Le principe des nationalités, rigoureusement appliqué, remplirait le monde de confusion et de trouble, et ce qui serait pire encore, il mettrait la civilisation en danger. Au moyen-âge, le régime féodal, répandu partout, donnait un air de famille à tous les peuples; ils avaient la même religion, le même fond d’idées, la même architecture, des mœurs semblables et une langue savante qui permettait à tous les clercs de l’Europe d’avoir commerce ensemble. A l’époque de la renaissance, la grande famille se partagea en nations diverses, dont chacune suivit ses destinées, développa à sa façon son génie, sa littérature, ses institutions. Mais elles ne cessèrent pas de se communiquer leurs sentimens et leurs pensées; elles étaient curieuses les unes des autres, elles se faisaient des emprunts, et la civilisation moderne est née de l’esprit d’échange joint à l’esprit de concurrence. Si par malheur l’esprit exclusif de nationalité devenait la vertu suprême, les arts et les sciences ne tarderaient pas à s’en ressentir.

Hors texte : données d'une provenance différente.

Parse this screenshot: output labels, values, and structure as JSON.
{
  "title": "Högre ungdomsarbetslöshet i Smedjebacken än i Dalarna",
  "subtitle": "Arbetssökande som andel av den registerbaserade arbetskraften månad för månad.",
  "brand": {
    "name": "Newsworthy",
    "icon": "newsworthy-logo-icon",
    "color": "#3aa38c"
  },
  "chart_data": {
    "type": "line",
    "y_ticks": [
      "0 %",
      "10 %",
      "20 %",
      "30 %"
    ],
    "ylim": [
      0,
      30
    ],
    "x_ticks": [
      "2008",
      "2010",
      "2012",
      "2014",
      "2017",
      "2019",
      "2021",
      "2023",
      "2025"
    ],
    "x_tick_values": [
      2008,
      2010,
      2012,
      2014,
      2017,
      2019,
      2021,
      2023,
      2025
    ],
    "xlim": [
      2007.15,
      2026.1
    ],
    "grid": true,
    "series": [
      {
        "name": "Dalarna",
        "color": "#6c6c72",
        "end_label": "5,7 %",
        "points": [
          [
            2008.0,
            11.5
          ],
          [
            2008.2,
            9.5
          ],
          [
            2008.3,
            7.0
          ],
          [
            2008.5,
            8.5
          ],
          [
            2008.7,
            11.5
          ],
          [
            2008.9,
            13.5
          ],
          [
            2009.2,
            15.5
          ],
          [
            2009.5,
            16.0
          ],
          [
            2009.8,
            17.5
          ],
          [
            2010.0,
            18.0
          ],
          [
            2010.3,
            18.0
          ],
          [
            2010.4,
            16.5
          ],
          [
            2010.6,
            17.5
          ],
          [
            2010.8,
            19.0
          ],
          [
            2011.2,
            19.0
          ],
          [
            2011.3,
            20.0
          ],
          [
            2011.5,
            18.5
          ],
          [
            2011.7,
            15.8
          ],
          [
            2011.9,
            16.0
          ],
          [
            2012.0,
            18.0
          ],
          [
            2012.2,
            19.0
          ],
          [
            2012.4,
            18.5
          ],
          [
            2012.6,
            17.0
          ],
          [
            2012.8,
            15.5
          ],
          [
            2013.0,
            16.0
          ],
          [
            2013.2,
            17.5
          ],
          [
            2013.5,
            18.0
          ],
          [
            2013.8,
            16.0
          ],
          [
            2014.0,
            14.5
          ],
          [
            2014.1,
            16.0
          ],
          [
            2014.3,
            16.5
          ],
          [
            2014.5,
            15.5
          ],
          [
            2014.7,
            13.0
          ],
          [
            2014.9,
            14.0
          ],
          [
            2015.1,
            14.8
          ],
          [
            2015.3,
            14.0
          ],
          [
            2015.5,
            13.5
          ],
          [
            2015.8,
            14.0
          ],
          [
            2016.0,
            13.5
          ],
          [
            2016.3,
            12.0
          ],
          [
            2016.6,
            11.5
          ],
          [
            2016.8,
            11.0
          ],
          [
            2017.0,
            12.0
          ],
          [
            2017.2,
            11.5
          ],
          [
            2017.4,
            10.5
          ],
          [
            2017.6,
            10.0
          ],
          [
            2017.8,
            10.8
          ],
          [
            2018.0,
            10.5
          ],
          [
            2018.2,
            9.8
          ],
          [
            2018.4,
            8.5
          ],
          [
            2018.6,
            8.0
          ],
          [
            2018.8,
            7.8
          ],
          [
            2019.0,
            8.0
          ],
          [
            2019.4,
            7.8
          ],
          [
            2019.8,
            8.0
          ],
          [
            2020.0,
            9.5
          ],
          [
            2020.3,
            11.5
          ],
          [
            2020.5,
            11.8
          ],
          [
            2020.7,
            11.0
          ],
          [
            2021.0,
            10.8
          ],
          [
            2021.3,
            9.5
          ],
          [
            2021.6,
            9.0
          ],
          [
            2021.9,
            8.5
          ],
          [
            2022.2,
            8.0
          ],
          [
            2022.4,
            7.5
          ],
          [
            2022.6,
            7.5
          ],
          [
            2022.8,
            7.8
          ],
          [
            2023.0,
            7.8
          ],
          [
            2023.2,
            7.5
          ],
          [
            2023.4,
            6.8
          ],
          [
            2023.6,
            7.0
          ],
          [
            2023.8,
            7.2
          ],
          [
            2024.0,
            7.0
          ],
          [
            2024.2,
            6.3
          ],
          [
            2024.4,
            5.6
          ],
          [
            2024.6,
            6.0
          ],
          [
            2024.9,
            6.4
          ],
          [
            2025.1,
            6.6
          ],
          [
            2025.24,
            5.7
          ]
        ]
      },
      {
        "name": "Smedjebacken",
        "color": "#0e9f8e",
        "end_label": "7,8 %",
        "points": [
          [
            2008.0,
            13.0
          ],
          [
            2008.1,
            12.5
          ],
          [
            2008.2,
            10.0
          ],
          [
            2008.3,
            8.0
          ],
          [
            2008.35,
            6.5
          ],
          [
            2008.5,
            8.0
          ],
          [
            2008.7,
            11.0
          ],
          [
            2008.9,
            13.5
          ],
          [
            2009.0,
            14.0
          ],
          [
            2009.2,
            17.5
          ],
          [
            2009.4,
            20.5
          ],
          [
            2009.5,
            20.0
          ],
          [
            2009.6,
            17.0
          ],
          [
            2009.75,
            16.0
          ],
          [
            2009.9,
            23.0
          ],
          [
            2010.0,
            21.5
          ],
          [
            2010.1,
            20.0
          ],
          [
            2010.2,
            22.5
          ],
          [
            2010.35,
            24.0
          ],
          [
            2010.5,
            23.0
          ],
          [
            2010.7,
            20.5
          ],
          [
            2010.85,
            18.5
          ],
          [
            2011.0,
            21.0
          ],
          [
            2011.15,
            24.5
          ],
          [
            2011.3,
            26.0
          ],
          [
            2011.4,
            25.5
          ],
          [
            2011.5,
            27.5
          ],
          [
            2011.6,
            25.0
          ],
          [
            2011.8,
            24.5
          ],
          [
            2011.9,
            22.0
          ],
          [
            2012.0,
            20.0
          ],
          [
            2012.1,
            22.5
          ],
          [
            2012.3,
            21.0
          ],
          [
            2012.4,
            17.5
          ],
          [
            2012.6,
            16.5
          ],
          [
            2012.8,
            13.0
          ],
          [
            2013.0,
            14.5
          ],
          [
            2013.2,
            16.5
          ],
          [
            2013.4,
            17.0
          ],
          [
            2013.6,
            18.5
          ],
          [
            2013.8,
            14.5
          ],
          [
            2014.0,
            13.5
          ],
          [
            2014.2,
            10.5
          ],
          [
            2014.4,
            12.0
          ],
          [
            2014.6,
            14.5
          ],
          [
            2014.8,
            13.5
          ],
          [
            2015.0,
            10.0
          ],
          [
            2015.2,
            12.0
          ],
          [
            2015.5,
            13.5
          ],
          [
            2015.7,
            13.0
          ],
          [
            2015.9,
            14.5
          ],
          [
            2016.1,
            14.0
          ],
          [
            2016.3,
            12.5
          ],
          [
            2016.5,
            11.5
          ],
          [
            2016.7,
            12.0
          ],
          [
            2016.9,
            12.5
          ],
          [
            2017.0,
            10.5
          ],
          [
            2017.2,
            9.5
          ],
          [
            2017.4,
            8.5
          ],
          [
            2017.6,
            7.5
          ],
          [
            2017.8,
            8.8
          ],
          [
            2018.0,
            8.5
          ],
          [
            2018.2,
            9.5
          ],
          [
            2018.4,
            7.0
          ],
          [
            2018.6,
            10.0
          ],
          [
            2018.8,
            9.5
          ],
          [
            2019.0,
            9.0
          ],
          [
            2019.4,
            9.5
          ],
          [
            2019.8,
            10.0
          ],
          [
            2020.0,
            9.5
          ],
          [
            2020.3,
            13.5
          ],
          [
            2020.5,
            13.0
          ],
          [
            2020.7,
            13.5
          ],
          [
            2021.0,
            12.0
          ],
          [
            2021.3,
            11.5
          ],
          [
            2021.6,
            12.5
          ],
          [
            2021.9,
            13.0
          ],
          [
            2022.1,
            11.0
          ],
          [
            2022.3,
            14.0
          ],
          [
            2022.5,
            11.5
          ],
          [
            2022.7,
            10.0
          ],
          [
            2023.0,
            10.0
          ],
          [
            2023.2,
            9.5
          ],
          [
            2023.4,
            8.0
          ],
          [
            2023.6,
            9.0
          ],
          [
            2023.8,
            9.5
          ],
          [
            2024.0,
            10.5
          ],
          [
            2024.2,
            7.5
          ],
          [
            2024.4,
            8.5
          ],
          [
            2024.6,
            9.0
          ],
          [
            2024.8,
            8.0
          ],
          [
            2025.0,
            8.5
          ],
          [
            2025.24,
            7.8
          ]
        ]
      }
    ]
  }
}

L’orgueil de race, qui rétrécit les cerveaux et racornit les cœurs, est le plus sot de tous les orgueils; il met au-dessus de tout l’heureux hasard d’une naissance illustre. Il ressemble à ce baron saxon qui faisait remonter ses origines jusqu’à Vitikind et ne pouvait parler d’autre chose; cette gloire le consolait d’être le plus médiocre des hommes.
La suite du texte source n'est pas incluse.